1377. À MADAME ROGER DES GENETTES.
Croisset, mercredi [18 Juin 1873].

Il me semble que c’est moi qui vous dois une lettre, chère Madame. Nous n’en sommes pas, Dieu merci, à y regarder de si près, n’est-ce pas ? N’importe ! je crois n’avoir pas répondu à votre dernière et il m’ennuie de ne pas entendre parler de vous. C’est vous dire que j’espère très prochainement recevoir une épître démesurée.

Depuis mon retour, j’ai travaillé d’une façon tellement gigantesque que j’ai écrit la valeur d’à peu près trois actes, et le Sexe faible est complètement terminé. J’attends Carvalho pour lui en faire la lecture dans quatre ou cinq jours. Si ses prévisions se réalisaient, ce serait drôle. Entre nous, je n’attache pas une grande importance à cette œuvre. Je la juge « convenable », mais rien de plus, et je ne souhaite son succès que pour deux raisons : 1o gagner quelques mille francs ; 2o contrarier plusieurs imbéciles.
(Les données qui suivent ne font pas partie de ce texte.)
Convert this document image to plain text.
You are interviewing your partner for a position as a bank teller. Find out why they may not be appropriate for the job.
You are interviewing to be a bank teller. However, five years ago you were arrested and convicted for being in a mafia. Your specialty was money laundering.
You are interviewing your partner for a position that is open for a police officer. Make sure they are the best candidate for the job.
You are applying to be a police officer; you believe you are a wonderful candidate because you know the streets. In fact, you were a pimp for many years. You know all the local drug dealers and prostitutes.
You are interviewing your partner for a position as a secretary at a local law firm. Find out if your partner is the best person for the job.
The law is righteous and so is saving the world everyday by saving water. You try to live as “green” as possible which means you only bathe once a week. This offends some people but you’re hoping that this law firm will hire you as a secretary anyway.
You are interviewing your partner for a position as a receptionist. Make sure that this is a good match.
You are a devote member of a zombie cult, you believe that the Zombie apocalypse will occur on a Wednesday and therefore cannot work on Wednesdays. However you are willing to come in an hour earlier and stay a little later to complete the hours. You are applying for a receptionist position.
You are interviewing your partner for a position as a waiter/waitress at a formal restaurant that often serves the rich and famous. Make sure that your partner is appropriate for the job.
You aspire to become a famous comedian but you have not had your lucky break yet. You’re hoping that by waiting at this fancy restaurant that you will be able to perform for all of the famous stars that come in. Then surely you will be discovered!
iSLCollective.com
Ce qui serait gentil (si la chose doit réussir) ce serait que vous fussiez-là, à la première. Depuis que j’en ai fini avec les exercices théâtraux, j’ai recalé la fin de Saint Antoine et je me suis remis à mes immenses lectures pour mon roman. Je lis maintenant l’esthétique du sieur Lévesque, professeur au Collège de France. Quel crétin ! Brave homme du reste, et plein des meilleures intentions. Mais qu’ils sont drôles, les universitaires, du moment qu’ils se mêlent de l’Art !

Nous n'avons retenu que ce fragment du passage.